Hector Macneil, a popular poet and song-writer, descended from a respectable family in the West Highlands, was born October 22, 1746, at Rosebank, on the Esk, near Roslin, Mid Lothian, where his father, at one period an officer in the army, had taken a farm. He was educated at the grammar school of Stirling, under Dr. David Doig, to whom he dedicated his Will and Jean. He subsequently attended some classes at Glasgow, in the higher branches of education. At the age of 14 he went to Bristol, to a cousin, formerly a West Indian captain, who sent him on a voyage to the island of St. Christopher's, furnished with a letter to a mercantile house there. On his arrival, he obtained a situation in the counting-house of the merchant to whom he had been recommended, but having forgot himself so far as to snatch a kiss from the wife of his employer, one day while reading in the garden with her, he was soon dismissed. He remained for many years in the West Indies, but never could rise above subordinate positions. During this period, it is said, he was employed as a negro-driver, and in 1788 he published a pamphlet in defence of the system of slavery in the West Indies, which was for ever abolished by the Emancipation act of 1830.
When upwards of forty years of age, MacNeil returned to Scotland in bad health and in anything but prosperous circumstances. He had, when a boy of eleven years of age, written a species of drama, in imitation of Gay, but his poetical powers seem to have been allowed to remain almost dormant during his long and struggling career in the West Indies. He now, however, began "to give the world assurance" of his possessing "the vision and the faculty divine," by publishing, in the Spring of 1789, The Harp, a Legendary Tale in two parts, which brought him into favourable notice in literary society, but added nothing to his income.
Having no prospect of employment in his native country, he again quitted it, but this time for the East Indies. Disappointed, however, in his expectations there, he soon returned to Scotland, and took up his abode in a cottage near St. Ninians, in the immediate neighbourhood of Stirling. During his sojourn in the East, he visited the celebrated caves of Elephanta, Cannara, and Ambola, of which a detailed account written by him, was published in the eighth volume of the Archaeologia. He afterwards wrote a number of love songs in the Scottish language, which speedily became favourites of all classes. Of these, his Mary of Castlecary, I loo'd ne'er a laddie but ane, Come under my plaidie, and others, nearly all of a dramatic nature and in the dialogue form, are familiar to all lovers of Scottish song.

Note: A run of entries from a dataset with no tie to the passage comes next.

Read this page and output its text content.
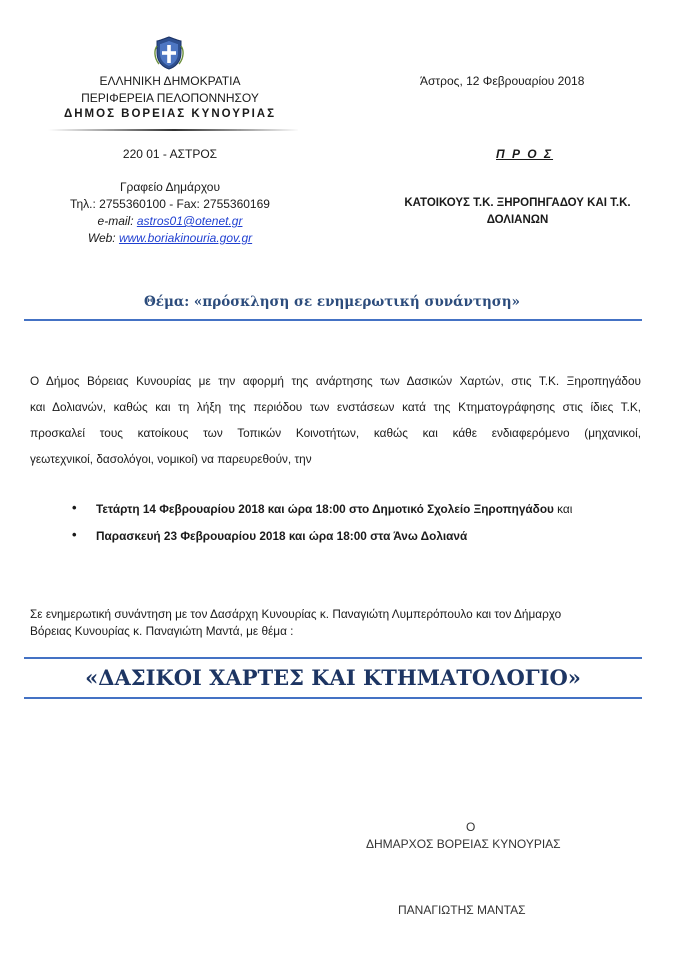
ΕΛΛΗΝΙΚΗ ΔΗΜΟΚΡΑΤΙΑ
ΠΕΡΙΦΕΡΕΙΑ ΠΕΛΟΠΟΝΝΗΣΟΥ
ΔΗΜΟΣ ΒΟΡΕΙΑΣ ΚΥΝΟΥΡΙΑΣ
220 01 - ΑΣΤΡΟΣ
Γραφείο Δημάρχου
Τηλ.: 2755360100 - Fax: 2755360169
e-mail: astros01@otenet.gr
Web: www.boriakinouria.gov.gr
Άστρος, 12 Φεβρουαρίου 2018
Π Ρ Ο Σ
ΚΑΤΟΙΚΟΥΣ Τ.Κ. ΞΗΡΟΠΗΓΑΔΟΥ ΚΑΙ Τ.Κ.
ΔΟΛΙΑΝΩΝ
Θέμα: «πρόσκληση σε ενημερωτική συνάντηση»
Ο Δήμος Βόρειας Κυνουρίας με την αφορμή της ανάρτησης των Δασικών Χαρτών, στις Τ.Κ. Ξηροπηγάδου
και Δολιανών, καθώς και τη λήξη της περιόδου των ενστάσεων κατά της Κτηματογράφησης στις ίδιες Τ.Κ,
προσκαλεί τους κατοίκους των Τοπικών Κοινοτήτων, καθώς και κάθε ενδιαφερόμενο (μηχανικοί,
γεωτεχνικοί, δασολόγοι, νομικοί) να παρευρεθούν, την
• Τετάρτη 14 Φεβρουαρίου 2018 και ώρα 18:00 στο Δημοτικό Σχολείο Ξηροπηγάδου και
• Παρασκευή 23 Φεβρουαρίου 2018 και ώρα 18:00 στα Άνω Δολιανά
Σε ενημερωτική συνάντηση με τον Δασάρχη Κυνουρίας κ. Παναγιώτη Λυμπερόπουλο και τον Δήμαρχο
Βόρειας Κυνουρίας κ. Παναγιώτη Μαντά, με θέμα :
«ΔΑΣΙΚΟΙ ΧΑΡΤΕΣ ΚΑΙ ΚΤΗΜΑΤΟΛΟΓΙΟ»
Ο
ΔΗΜΑΡΧΟΣ ΒΟΡΕΙΑΣ ΚΥΝΟΥΡΙΑΣ
ΠΑΝΑΓΙΩΤΗΣ ΜΑΝΤΑΣ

In 1795 appeared his principal poem, Scotland's Skaith, or the History of Will and Jean, ower true a tale, the object of which was to exhibit the evils attendant on an inordinate use of ardent spirits, in the story of a once industrious rustic and his wife reduced through intemperance to poverty and distress; and so great was its popularity that in less than twelve months it had passed through fourteen editions. It was followed in the ensuing year, by a sequel, entitled The Waes o' War. All his pieces are in the Scottish dialect.
In consequence of continued bad health, in 1796, with the hope of deriving benefit from a tropical climate, to which he had been so long used, and also of bettering his circumstances, he was induced to go out to Jamaica, and on the eve of his departure composed his descriptive poem, entitled The Links of Forth, or a parting Peep at the Carse of Stirling, which was published in 1799. At Jamaica he remained for a year and a half, residing with Mr. John Graham of Three-Mile-River, where he wrote, The Scottish Muse, which appeared in 1709. On the death of that gentleman he left MacNeil an annuity of £100.
In 1800 Macneil returned to Scotland, and having now a competence and leisure to attend to literary pursuits, he took up his abode at Edinburgh, where he mixed in good society. The same year he published, anonymously, a novel, entitled The Memoirs of Charles Macpherson, which is understood to contain an account of his won early career. Soon after, he set about preparing a complete collection of his poetical works, which appeared in two volumes, in 1801. He next published two works in verse, entitled Town Fashions, or Modern Manners Delineated, and Bygane Times and Late-Come Changes, and in 1812, a novel in two volumes, styled The Scottish Adventurers, or the Way to Rise. In all of which he eulogises the manners and habits of past times, in preference to what he deemed modern innovations and corruptions. Many minor pieces he inserted in the Scots Magazine, of which he was at one time editor. He died at Edinburgh of jaundice, 15th March, 1818. The statement in Chamber's Biographical Dictionary of Eminent Scotsmen, that he was in such destitute circumstances at the time of his death, that he did not leave "wherewithal to defray his funeral expenses," is not correct.